Proximal Gradient Temporal Difference Learning: Stable Reinforcement Learning with Polynomial Sample Complexity
This work addresses the challenge of off-policy learning in reinforcement learning with improved stability and efficiency, though it is incremental as it builds on existing GTD methods.
The paper tackles the problem of stable reinforcement learning with finite-sample guarantees by introducing proximal gradient temporal difference learning, showing that the GTD family of algorithms achieves polynomial sample complexity and may be preferred over least squares TD methods due to linear complexity.
In this paper, we introduce proximal gradient temporal difference learning, which provides a principled way of designing and analyzing true stochastic gradient temporal difference learning algorithms. We show how gradient TD (GTD) reinforcement learning methods can be formally derived, not by starting from their original objective functions, as previously attempted, but rather from a primal-dual saddle-point objective function.

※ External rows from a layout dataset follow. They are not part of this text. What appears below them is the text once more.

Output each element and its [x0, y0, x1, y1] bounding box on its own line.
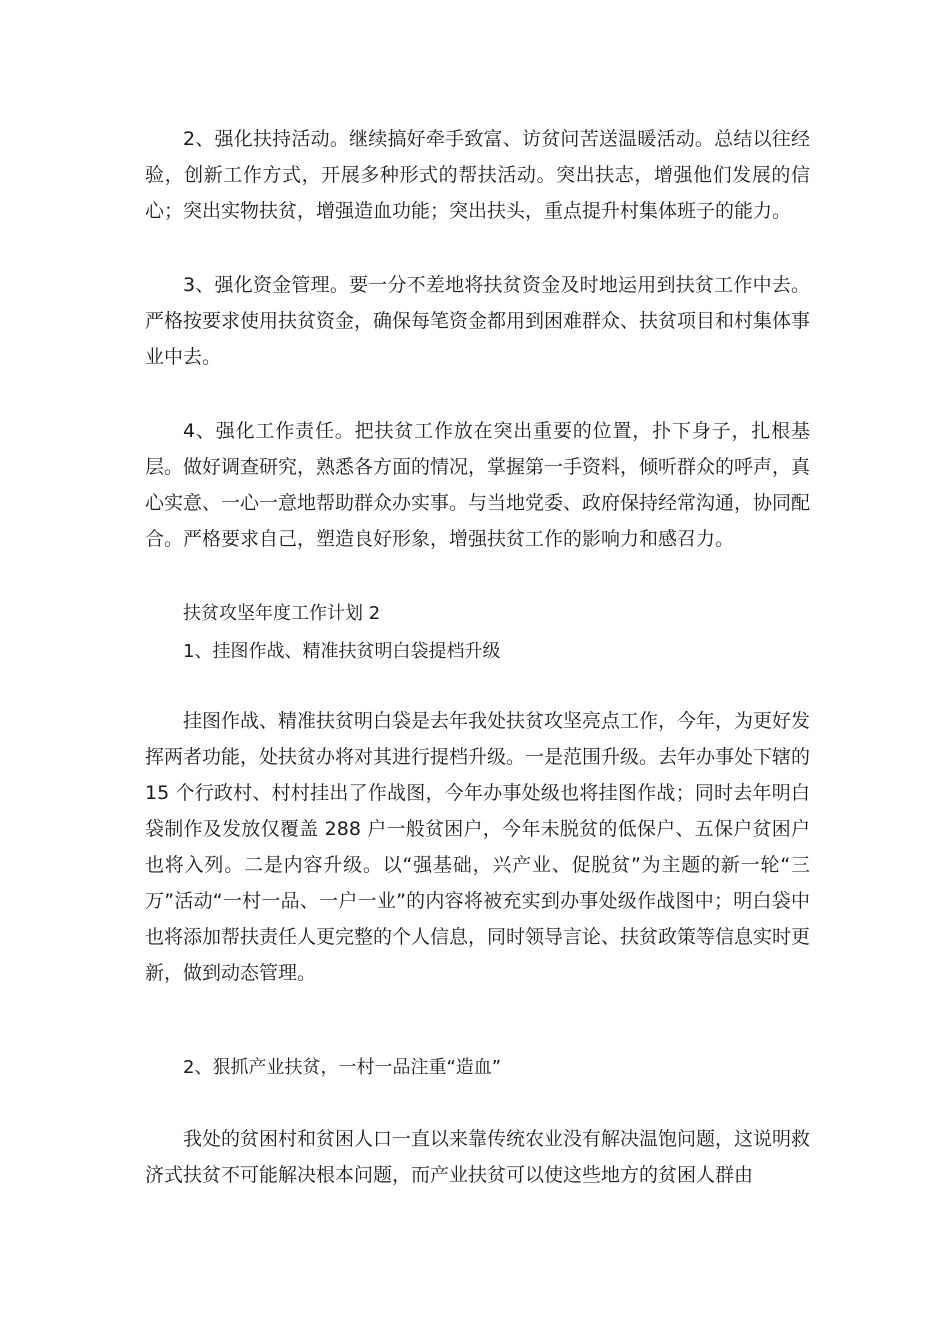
paragraph-work-responsibility: 4、强化工作责任。把扶贫工作放在突出重要的位置，扑下身子，扎根基层。做好调查研究，熟悉各方面的情况，掌握第一手资料，倾听群众的呼声，真心实意、一心一意地帮助群众办实事。与当地党委、政府保持经常沟通，协同配合。严格要求自己，塑造良好形象，增强扶贫工作的影响力和感召力。	[145, 420, 811, 550]
heading-industry-poverty: 2、狠抓产业扶贫，一村一品注重“造血”	[183, 1057, 502, 1078]
section-title-plan-2: 扶贫攻坚年度工作计划 2	[183, 603, 381, 624]
paragraph-support-activities: 2、强化扶持活动。继续搞好牵手致富、访贫问苦送温暖活动。总结以往经验，创新工作方式，开展多种形式的帮扶活动。突出扶志，增强他们发展的信心；突出实物扶贫，增强造血功能；突出扶头，重点提升村集体班子的能力。	[145, 128, 810, 222]
heading-map-battle: 1、挂图作战、精准扶贫明白袋提档升级	[183, 641, 501, 662]
paragraph-fund-management: 3、强化资金管理。要一分不差地将扶贫资金及时地运用到扶贫工作中去。严格按要求使用扶贫资金，确保每笔资金都用到困难群众、扶贫项目和村集体事业中去。	[145, 274, 811, 368]
paragraph-industry-poverty: 我处的贫困村和贫困人口一直以来靠传统农业没有解决温饱问题，这说明救济式扶贫不可能解决根本问题，而产业扶贫可以使这些地方的贫困人群由	[145, 1128, 811, 1186]
paragraph-map-battle-upgrade: 挂图作战、精准扶贫明白袋是去年我处扶贫攻坚亮点工作，今年，为更好发挥两者功能，处扶贫办将对其进行提档升级。一是范围升级。去年办事处下辖的 15 个行政村、村村挂出了作战图，今年办事处级也将挂图作战；同时去年明白袋制作及发放仅覆盖 288 户一般贫困户，今年未脱贫的低保户、五保户贫困户也将入列。二是内容升级。以“强基础，兴产业、促脱贫”为主题的新一轮“三万”活动“一村一品、一户一业”的内容将被充实到办事处级作战图中；明白袋中也将添加帮扶责任人更完整的个人信息，同时领导言论、扶贫政策等信息实时更新，做到动态管理。	[145, 710, 811, 984]
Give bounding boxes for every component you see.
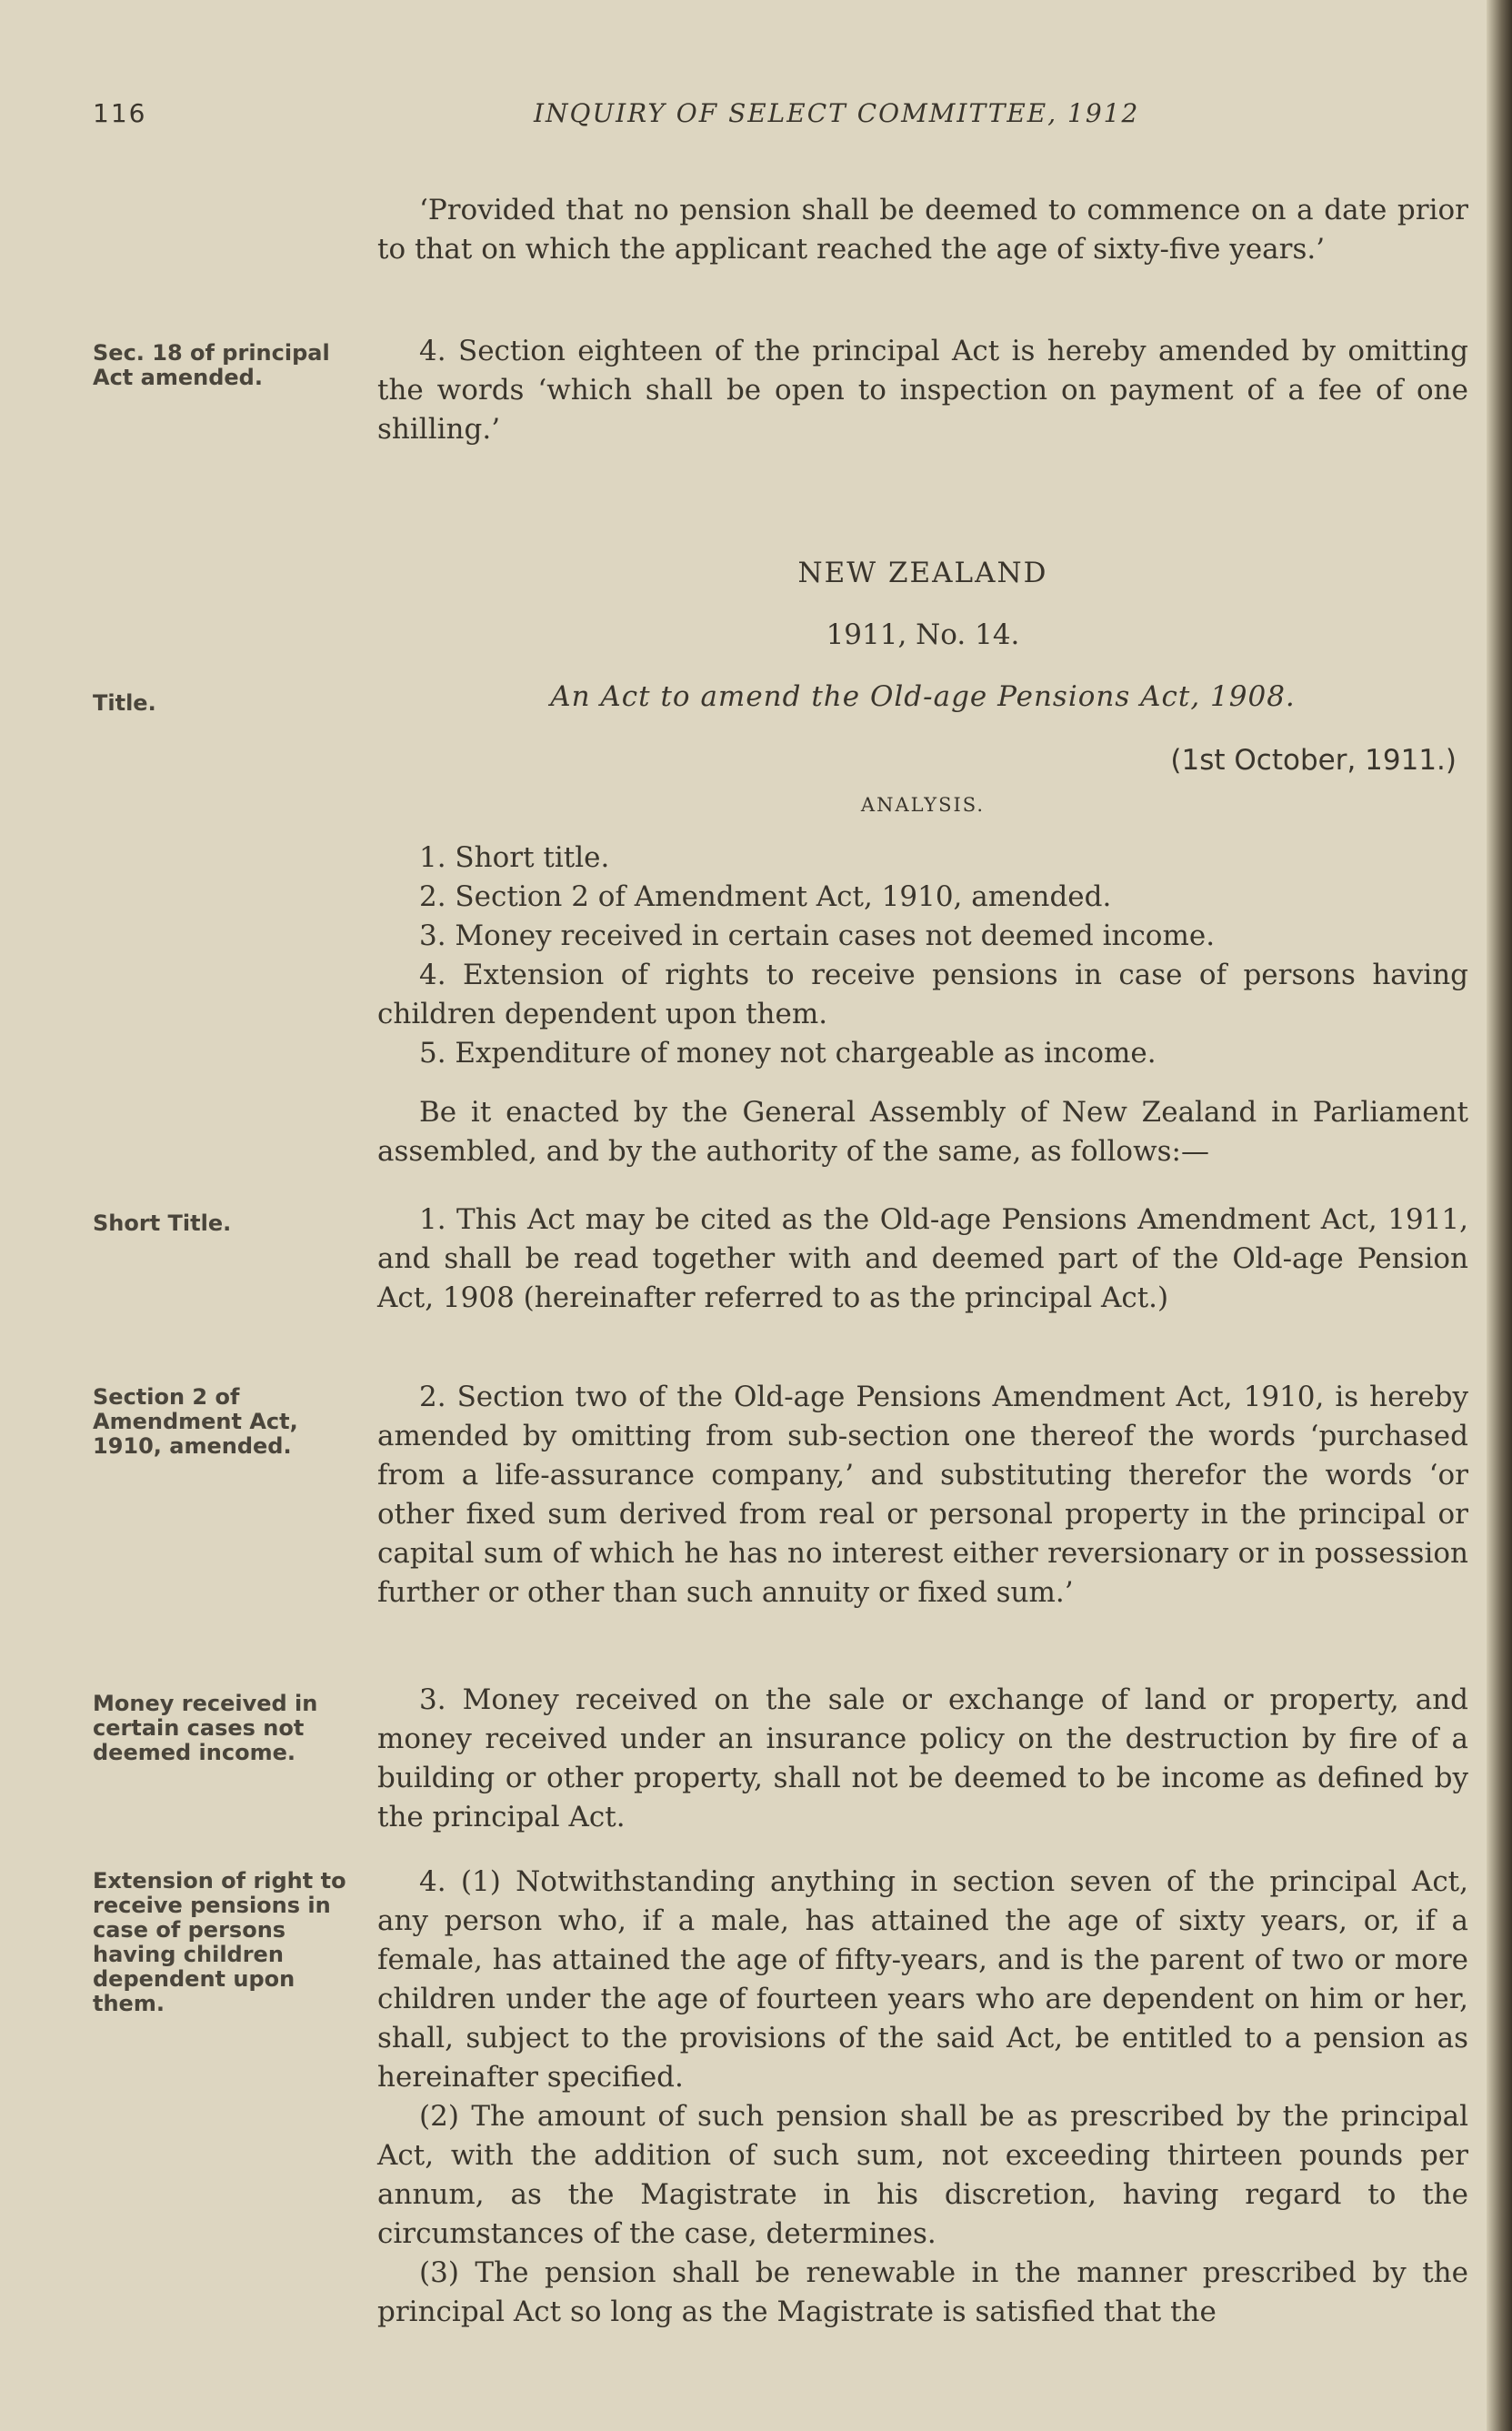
margin-note-section-3: Money received in certain cases not deemed income. (93, 1691, 318, 1765)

We also conduct a saddle-point error analysis to obtain finite-sample bounds on their performance. Previous analyses of this class of algorithms use stochastic approximation techniques to prove asymptotic convergence, and do not provide any finite-sample analysis. We also propose an accelerated algorithm, called GTD2-MP, that uses proximal ``mirror maps'' to yield an improved convergence rate. The results of our theoretical analysis imply that the GTD family of algorithms are comparable and may indeed be preferred over existing least squares TD methods for off-policy learning, due to their linear complexity. We provide experimental results showing the improved performance of our accelerated gradient TD methods.